ÉCHEC CONCEPTUEL : revendication, certes, de l’entité « État islamique » – mais qui a organisé les pires attentats, Paris et Bruxelles, 2015-2016 ? Pour le procureur de Paris, (réquisitoire, 484 pages) » projet mûrement construit… attentat bien planifié, exécuté par une équipe entraînée et déterminée… préparatifs quasi-militaires… modes opératoires sophistiqués… processus complexe de passage à l’acte… coopération avec un donneur d’ordre… concertation ». Une structure solide, capable de planification durable, avec réseau de soutien, groupe d’action, commandite extérieure – loin d’une fratrie confuse, agissant sur coup de tête pour « venger le prophète », comme vite énoncé à l’origine.
Avec prescience, Le Monde observe le 11 novembre 2017 : » Loin des récentes et rudimentaires attaques au couteau ou à la voiture-bélier, ces attentats sont le fruit d’une réelle « ingénierie » djihadiste.
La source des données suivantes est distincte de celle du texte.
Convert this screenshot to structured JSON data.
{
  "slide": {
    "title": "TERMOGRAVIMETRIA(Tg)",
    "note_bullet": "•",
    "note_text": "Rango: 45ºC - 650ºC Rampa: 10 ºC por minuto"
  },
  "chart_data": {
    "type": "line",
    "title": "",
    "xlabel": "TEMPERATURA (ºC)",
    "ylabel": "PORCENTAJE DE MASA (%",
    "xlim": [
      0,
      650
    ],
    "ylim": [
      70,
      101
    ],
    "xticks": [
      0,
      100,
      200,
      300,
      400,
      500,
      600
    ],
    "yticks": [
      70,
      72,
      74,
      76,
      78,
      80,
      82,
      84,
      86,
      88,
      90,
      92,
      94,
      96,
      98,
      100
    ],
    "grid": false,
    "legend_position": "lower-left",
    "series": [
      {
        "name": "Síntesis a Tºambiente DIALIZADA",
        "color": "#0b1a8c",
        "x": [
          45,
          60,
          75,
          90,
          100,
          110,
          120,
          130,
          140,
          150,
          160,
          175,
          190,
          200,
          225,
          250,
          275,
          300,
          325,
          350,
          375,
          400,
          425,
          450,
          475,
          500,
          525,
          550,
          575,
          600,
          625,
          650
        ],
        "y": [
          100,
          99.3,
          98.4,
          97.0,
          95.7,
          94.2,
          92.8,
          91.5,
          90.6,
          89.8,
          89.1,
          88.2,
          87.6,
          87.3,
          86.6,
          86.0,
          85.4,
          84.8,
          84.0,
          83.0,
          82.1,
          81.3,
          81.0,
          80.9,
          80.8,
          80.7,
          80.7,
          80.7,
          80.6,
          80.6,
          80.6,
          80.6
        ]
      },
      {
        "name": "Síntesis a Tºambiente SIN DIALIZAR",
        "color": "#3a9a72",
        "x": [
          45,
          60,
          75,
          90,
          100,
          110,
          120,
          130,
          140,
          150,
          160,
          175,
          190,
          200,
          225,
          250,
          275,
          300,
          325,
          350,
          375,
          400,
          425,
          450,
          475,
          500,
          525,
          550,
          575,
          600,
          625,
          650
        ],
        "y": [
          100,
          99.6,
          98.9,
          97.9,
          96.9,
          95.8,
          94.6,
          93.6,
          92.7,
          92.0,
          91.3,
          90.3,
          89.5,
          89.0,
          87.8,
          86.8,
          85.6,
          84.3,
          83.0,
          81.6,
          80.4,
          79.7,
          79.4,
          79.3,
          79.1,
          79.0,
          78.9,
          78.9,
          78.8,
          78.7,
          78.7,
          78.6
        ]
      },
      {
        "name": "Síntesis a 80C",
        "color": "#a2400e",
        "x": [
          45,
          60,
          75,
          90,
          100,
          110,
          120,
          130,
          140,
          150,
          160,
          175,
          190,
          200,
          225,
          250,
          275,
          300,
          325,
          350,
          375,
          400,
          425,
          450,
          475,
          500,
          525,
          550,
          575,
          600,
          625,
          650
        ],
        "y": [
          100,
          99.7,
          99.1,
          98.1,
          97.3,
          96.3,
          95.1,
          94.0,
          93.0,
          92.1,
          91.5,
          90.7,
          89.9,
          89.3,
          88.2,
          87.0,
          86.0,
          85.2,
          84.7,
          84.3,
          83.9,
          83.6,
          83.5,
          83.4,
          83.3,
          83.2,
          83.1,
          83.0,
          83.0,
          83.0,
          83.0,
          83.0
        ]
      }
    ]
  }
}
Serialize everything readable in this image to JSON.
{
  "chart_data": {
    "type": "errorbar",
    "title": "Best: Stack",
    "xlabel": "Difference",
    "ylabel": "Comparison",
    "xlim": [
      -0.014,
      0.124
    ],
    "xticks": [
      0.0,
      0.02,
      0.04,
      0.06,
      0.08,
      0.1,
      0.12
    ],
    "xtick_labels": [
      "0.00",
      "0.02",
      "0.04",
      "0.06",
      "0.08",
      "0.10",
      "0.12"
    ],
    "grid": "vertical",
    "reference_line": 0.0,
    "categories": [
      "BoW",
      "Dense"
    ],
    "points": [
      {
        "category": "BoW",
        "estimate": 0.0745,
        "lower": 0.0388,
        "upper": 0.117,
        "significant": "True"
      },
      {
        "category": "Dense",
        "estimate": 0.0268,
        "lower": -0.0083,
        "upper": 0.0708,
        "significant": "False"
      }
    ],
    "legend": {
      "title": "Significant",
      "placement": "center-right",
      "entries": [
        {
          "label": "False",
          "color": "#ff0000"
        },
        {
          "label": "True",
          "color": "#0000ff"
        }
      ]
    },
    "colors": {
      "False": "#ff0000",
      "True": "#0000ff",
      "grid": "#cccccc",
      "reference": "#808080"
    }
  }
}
Le résultat d’un plan type « poupées russes », savamment pensé en amont [nous soulignons] : un grand nombre de kamikazes, « coordinateurs » à distance, une demi-dizaine de planques et soutien de petites mains plus ou moins radicalisées. » Bref : les attentats de Paris et de Bruxelles semblent bien complexes pour avoir germé dans le seul esprit d’abrutis à la Abdeslam & co.
INCAPACITÉ MATÉRIELLE : d’évidence, les noyaux islamistes sont conçus dans les nids douillets, voire les couveuses des quartiers hors-contrôle où – gémissent platoniquement des politiciens depuis 50 ans – « La République a disparu ». En janvier 2020 encore, révèle un rapport attribué au Renseignement intérieur, 150 quartiers (compte minimaliste) seraient « sous l’emprise de l’islamisme », banlieues ou petites villes. Ici, les preuves abondent : Radouane Lakdim, assassin du colonel Beltrame, opérait depuis un coupe-gorge de Carcassonne ; Amedy Coulibaly (Hyper Cacher) était issu de la Grande-Borne, cité où ensuite, des policiers furent sévèrement brûlés au cocktail-Molotov en octobre 2016.
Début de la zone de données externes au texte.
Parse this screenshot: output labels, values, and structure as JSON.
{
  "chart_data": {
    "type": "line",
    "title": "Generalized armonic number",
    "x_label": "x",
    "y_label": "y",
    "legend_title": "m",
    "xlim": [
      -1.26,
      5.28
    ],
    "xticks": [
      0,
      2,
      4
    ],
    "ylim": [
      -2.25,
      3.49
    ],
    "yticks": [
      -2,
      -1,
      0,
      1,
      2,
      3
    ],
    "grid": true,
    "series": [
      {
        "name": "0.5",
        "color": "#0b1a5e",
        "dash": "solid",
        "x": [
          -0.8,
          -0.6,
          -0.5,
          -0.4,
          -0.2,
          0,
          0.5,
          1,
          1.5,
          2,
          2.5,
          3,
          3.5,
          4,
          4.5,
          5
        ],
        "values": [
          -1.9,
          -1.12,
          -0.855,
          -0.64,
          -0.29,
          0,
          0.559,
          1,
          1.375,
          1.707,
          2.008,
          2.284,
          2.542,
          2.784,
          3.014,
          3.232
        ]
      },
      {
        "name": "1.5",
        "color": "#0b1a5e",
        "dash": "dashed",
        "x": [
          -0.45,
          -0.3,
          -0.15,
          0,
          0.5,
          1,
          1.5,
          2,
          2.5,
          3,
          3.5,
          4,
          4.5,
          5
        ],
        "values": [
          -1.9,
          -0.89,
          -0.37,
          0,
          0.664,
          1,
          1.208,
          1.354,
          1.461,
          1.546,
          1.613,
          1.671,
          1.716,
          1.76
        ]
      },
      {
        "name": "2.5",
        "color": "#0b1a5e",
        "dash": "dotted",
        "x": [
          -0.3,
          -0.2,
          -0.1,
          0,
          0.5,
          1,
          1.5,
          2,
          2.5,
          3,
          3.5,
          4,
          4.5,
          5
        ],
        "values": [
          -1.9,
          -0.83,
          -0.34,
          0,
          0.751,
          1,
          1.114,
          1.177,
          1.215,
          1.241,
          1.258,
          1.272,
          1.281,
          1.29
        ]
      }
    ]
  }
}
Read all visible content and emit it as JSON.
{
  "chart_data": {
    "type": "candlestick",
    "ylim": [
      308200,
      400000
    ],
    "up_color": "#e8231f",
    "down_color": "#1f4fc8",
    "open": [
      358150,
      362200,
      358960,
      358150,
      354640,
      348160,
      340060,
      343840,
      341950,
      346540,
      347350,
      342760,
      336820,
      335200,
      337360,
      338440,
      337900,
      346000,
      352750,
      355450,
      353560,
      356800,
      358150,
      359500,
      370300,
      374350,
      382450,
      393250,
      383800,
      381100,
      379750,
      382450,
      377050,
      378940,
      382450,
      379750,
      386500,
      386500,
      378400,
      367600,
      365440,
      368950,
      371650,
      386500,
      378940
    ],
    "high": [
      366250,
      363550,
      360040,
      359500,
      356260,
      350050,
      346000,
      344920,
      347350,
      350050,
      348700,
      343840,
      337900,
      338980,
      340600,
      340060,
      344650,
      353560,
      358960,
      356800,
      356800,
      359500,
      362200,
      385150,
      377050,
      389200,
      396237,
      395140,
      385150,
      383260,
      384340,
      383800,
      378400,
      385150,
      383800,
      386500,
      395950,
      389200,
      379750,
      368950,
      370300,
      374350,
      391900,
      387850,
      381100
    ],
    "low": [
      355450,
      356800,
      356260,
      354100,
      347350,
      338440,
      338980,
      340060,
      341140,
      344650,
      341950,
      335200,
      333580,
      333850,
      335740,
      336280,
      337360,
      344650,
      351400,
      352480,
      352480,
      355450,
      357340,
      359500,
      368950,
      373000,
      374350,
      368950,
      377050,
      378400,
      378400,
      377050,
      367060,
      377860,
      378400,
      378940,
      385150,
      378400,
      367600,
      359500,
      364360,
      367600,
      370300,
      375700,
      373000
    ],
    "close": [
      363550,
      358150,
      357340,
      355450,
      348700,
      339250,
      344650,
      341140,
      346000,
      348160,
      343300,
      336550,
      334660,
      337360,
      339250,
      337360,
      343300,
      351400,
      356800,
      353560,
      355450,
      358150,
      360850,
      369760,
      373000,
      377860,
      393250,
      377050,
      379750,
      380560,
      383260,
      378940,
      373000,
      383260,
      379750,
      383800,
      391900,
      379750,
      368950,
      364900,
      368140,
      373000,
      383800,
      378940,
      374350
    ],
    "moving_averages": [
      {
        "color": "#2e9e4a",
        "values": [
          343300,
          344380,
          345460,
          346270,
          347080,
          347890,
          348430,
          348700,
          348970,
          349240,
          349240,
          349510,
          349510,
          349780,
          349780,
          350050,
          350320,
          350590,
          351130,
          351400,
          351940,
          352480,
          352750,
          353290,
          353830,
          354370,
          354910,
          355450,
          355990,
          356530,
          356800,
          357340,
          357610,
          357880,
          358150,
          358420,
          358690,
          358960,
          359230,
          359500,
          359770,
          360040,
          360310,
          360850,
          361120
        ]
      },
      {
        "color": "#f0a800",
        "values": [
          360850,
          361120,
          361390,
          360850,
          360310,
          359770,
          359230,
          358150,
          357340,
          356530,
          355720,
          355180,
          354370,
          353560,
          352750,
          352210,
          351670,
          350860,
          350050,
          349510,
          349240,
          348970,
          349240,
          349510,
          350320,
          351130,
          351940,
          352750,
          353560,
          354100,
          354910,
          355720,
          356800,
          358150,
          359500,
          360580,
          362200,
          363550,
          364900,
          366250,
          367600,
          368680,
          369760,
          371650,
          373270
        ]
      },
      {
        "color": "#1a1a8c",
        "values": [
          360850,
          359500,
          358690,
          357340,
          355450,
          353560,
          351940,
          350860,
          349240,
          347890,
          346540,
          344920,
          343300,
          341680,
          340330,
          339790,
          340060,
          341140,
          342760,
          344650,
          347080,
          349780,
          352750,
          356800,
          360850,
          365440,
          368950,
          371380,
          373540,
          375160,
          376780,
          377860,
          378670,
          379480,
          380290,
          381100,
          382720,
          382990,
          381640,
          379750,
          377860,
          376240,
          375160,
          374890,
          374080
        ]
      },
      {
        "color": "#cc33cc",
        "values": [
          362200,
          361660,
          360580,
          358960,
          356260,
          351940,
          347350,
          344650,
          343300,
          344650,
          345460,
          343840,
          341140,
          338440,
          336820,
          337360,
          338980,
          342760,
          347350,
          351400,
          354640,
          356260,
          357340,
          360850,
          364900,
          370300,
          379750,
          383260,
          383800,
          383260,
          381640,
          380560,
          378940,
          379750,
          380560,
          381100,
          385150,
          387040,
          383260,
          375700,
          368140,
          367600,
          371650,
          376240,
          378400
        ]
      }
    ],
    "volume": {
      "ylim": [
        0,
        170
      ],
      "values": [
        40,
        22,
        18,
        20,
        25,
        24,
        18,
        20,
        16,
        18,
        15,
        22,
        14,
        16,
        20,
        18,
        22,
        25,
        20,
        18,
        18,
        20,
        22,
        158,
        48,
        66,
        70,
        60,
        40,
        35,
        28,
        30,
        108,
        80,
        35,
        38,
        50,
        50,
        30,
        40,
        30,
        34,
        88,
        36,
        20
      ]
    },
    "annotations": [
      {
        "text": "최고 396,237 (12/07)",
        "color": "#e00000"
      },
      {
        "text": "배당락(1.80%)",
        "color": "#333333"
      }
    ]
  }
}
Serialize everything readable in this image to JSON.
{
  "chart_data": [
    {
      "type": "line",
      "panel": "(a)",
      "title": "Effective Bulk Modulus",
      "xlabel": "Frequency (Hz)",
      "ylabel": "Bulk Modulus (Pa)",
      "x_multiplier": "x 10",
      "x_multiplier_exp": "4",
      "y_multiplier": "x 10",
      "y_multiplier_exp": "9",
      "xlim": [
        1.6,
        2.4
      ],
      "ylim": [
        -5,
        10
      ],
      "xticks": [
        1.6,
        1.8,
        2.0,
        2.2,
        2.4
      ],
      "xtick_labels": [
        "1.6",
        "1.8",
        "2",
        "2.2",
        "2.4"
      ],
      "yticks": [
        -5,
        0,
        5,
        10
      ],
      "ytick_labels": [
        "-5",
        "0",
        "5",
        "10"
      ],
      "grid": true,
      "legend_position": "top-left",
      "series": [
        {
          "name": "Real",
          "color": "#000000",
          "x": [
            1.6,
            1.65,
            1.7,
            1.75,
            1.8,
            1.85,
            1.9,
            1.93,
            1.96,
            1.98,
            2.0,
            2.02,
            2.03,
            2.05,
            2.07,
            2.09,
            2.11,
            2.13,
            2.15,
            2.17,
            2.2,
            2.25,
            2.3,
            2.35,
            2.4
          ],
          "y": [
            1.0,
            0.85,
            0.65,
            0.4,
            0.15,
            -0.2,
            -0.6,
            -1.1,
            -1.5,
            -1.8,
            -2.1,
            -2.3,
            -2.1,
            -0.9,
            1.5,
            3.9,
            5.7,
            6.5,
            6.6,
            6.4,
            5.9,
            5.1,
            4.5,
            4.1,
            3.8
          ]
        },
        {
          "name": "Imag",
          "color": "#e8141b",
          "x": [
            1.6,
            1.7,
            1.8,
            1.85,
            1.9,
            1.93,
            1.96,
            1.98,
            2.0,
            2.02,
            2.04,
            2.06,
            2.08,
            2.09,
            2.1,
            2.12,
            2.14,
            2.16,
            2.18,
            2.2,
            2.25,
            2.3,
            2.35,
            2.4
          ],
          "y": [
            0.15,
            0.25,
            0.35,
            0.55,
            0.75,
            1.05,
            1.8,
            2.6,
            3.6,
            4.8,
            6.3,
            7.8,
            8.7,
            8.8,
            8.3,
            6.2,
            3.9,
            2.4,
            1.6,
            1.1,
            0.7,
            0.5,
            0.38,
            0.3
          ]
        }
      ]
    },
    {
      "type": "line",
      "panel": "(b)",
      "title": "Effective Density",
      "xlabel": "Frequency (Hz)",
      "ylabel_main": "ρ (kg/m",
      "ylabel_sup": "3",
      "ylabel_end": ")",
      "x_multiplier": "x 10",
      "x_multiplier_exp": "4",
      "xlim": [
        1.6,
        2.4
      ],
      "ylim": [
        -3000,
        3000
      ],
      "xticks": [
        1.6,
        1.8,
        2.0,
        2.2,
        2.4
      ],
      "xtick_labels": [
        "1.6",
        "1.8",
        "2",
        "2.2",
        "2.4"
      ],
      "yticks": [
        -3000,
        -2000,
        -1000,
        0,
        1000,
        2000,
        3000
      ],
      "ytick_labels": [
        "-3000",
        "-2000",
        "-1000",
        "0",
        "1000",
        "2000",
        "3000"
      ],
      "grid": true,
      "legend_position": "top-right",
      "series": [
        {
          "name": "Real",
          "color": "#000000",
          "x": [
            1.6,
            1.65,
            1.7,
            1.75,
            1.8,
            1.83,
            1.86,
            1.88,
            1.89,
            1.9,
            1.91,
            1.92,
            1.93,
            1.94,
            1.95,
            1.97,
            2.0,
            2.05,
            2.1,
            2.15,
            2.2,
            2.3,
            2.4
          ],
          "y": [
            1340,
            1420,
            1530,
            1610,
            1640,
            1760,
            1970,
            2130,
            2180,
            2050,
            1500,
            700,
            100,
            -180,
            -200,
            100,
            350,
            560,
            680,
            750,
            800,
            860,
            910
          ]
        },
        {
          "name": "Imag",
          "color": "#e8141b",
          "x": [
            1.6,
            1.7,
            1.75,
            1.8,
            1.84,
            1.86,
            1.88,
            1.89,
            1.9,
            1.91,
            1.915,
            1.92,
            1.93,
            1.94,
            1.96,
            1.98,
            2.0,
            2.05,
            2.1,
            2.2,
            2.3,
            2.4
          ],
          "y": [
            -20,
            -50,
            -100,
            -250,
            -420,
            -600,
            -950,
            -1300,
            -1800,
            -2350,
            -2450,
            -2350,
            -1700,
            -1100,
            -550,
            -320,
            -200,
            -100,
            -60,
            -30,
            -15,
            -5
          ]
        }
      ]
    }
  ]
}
Au Nouvel-an, on a vu que nombre des incendiaires-émeutiers venaient de tels coupe-gorge, zones chaotiques relevant de la « Politique de la Ville », volet préventif de toute stratégie sécuritaire. Mais depuis son élection – trente-trois mois – M. Macron ne fait rien à ce sujet ; son « Conseil présidentiel des villes » agonise loin de lui, parmi des démissions en nombre. Ainsi :
– Savoir à coup sûr qui vraiment « influence », voire manipule l’État islamique,
– Pouvoir faire du renseignement dans des quartiers sous contrôle de bandits et de salafistes, souvent issus des mêmes clans, des mêmes cages d’escalier, etc.
Tels sont les problèmes réels de l’antiterrorisme au début de l’an 2020.
Pas sûr que l’actuel gouvernement puisse le comprendre, ni agir en conséquence.